Sportscaster Dale Hansen of Dallas' WFAA has a history of speaking truth to his audience.
And in the wake of last night's deadly shooting, he unleashed an unfiltered white light on the facts of what happened in downtown Dallas and how we got there.
You have to watch this.
Text of the video:
The Rangers lost to Minnesota last night, and I'm almost embarrassed to tell you I know that.
I'm in my office, watching the game, and then all hell breaks loose in our city.
Reporters in our newsroom were scrambling. Producers were yelling. We turned off the lights, just in case... and I kept watching the game.
It was another shooting in America. It was in our city this time and police officers were being killed, but it was a couple of blocks away and the Rangers were being shut out.
This is what I have become. This is what too many of us have been for a long time now.
We'll fly our flags at half-mast, we'll say all the right things, we'll make promises we won't keep, and then, nothing will change.
Our lives will go on, while the lives of so many others won't, because we expect it now and we accept it.
It wasn't this way when I was a boy, but it is life in America now.
But shooting a police officer is not the answer to a problem that too many people deny: Police officers are not like you and me -- they're better.
They run into the darkened alley where we won't go. They run into the buildings we run from. They look for the person we try to hide from.
But they're not allowed to make the human mistakes that we all make, because they have the power of God strapped to their hip and the authority to use it.
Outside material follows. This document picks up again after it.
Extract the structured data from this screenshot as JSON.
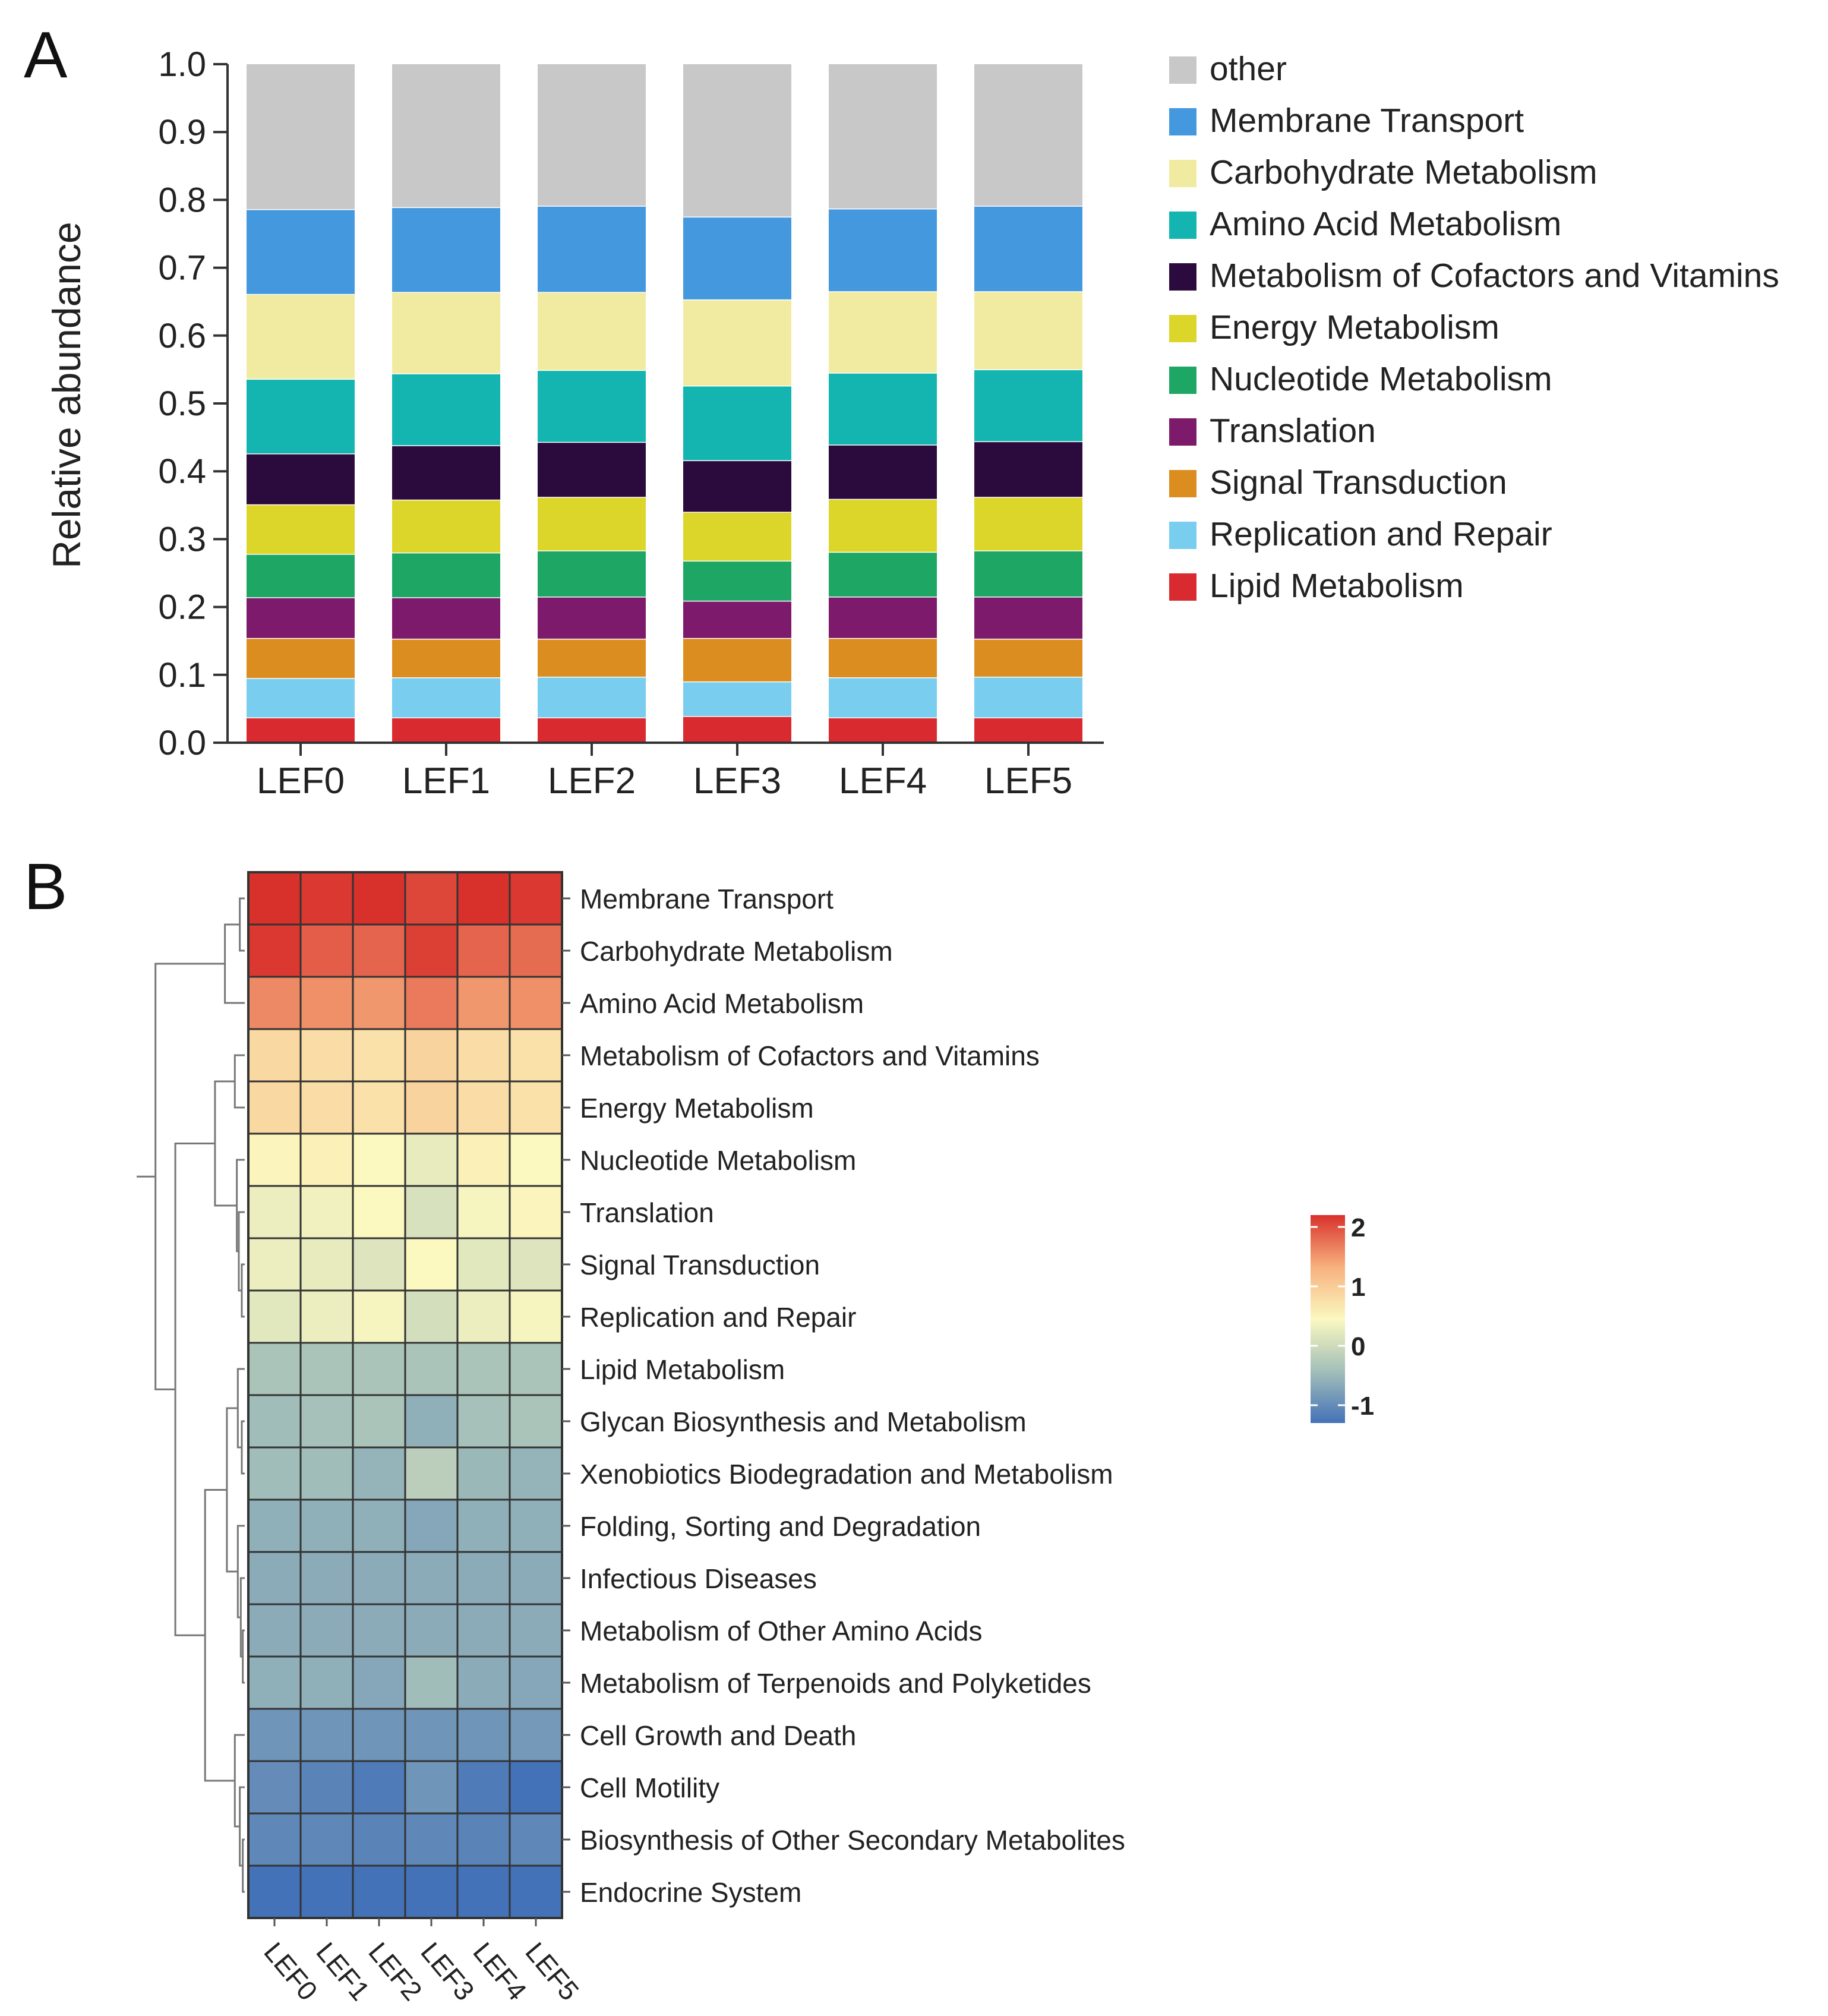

When we talk about blindly supporting the blue and when we try to show our support for these brave men and women, we fail to realize we can't defend them all and we shouldn't defend them all.
A white man in America doesn't die for selling cigarettes on a street corner, he gets a ticket. A white man in America doesn't die for driving with a broken tail light, he gets a ticket, too. And the officers who abuse the badge and the power they have should be punished, but too many times they are not.
But what possible purpose does opening fire on the streets of Dallas do to right the wrongs too many people deal with every day?
As one of those on the city streets last night told a reporter, the shooter might have killed the good cops.
A person of color has always hated to be painted with a broad brush -- to suffer the indignity of the stereotype so many people claim as fact. And then that killer last night did exactly the same thing -- shooting at anyone in blue, because don't we all really know, they're all the same.
America's problem has come to Dallas now, and our lieutenant governor blames the peaceful protestors, because our lieutenant governor is a fool.
It was not just an attack on the Dallas police, it was an attack on our basic humanity and the common decency we used to cherish in America.
But that's all gone now -- we lost that a long time ago.
The Rangers lost last night, 10 to 1. And I'm almost embarrassed to tell you I know that.